Didier Jean-Charles Mouron (né le 3 juillet 1958 à Vevey) est un artiste suisse naturalisé canadien. Il est le père de l'écrivain Quentin Mouron.
Didier Mouron passe son enfance au Mont-Pèlerin sur Chardonne, sa commune d'origine. Le 3 octobre 1961, alors qu'il est âgé de 3 ans, il perd l'usage d'une main dans une calandre industrielle. De nombreuses interventions chirurgicales et une longue période de rééducation lui permettront de retrouver toute sa dextérité.
Cet événement est sans doute à l'origine d'une certaine hypersensibilité que l'on retrouve chez les grands brûlés et d'un besoin créatif qu'il extériorise par le biais du premier outil qui se présente à lui : un crayon à mine.
Très vite il se distingue par une utilisation très particulière qu'il en fait.

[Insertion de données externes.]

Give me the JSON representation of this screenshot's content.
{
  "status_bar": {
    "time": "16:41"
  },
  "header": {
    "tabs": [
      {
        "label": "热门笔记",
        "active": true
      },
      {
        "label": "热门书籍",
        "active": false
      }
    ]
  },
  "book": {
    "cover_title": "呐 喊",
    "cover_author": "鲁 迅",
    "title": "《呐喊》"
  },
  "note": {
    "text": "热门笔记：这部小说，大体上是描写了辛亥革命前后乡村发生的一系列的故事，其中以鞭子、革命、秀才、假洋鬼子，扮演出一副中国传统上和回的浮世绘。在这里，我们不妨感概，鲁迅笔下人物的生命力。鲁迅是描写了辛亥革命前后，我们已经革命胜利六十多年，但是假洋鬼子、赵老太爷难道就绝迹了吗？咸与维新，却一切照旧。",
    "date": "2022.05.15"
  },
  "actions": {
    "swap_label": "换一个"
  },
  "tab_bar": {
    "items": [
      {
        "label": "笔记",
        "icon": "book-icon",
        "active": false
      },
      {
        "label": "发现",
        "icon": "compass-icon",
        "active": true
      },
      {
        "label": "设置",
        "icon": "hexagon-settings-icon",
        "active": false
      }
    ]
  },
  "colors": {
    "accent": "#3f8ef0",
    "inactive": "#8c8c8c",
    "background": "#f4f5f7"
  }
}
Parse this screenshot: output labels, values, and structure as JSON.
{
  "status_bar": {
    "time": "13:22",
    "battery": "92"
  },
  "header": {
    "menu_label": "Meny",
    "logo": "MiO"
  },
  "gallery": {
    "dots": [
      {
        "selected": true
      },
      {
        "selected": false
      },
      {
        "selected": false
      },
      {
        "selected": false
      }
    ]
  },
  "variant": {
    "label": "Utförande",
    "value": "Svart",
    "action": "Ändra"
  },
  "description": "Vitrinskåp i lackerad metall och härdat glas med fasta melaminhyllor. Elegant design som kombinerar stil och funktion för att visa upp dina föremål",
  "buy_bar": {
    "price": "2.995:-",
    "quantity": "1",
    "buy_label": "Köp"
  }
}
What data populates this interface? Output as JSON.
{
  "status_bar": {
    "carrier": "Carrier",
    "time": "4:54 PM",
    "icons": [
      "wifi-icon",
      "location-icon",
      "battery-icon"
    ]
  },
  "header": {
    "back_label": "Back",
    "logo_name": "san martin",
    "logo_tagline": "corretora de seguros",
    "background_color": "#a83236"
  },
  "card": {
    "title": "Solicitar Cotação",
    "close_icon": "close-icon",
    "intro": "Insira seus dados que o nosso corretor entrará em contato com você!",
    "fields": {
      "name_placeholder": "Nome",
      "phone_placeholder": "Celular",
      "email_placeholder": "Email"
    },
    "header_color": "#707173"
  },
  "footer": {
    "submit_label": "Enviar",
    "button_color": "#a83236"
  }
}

La méthode consiste à élaborer des formes d'un seul trait, sans construction, sans esquisse ni retouche.
« Ce ne sont pas des dessins au vrai sens du terme car l’on n’y retrouve ni construction ni esquisse. C’est pour cette raison que Didier Mouron définit ses créations comme étant des « peintures au crayon. »
— Nouvelle Revue de Lausanne, 27 mai 1987
« Il agresse la feuille. Il sculpte plus qu’il ne dessine… »
Il se plaît à dire : « Je vis comme je peins et je peins comme je vis. Je voyage dans un univers utopique parsemé d'incohérences, d'irréalisable et d'irréalisme ».
En 1976 il complète une formation de dessinateur technique. Un métier qu'il abandonne assez rapidement pour se consacrer à sa passion pour le crayon.
Encouragé par son entourage, il réalise ses premières expositions publiques entre 1978 et 1984. Son style particulier remporte un succès très régional. Mais lorsqu'il cherche à élargir ses ambitions il se heurte à un certain manque de reconnaissance face aux œuvres "papier crayon". L'approche des galeries d'art reconnues s'avère dès lors compliquée et le dialogue est difficile.
La communauté artistique locale s'intéresse pourtant à son travail mais son manque flagrant de connaissance du milieu le rend particulièrement maladroit dans ses relations et se solde par un rejet. Il est malgré tout remarqué par une américaine de passage qui lui propose d'aller présenter son travail à un ami galeriste de New York.
« Très jeune et sans doute totalement inconscient, j'étais gonflé à bloque par un relatif succès. Quelque chose me disait qu'il ne fallait pas rater cette occasion. Sans trop savoir ce qui m'arrivait, j'ai rompu avec les réalités du moment et j'ai décidé de partir à la rencontre de ma destinée. Le premier défi était de tenter le tout pour le tout pour être capable de vivre de mon crayon. J’avais le sentiment très fort que ce type d’ambition ne devait pas être caressée, mais empoignée. Qu’il était primordial d’investir toute l’énergie et les ressources du moment pour être capable de s’arracher au confort déjà établi. J'avais l'impression de faire une dépression euphorique. Je remettais tout en question. Je brisais toutes les notions de sécurité auxquelles, à 25 ans, je m'étais déjà accoutumé. »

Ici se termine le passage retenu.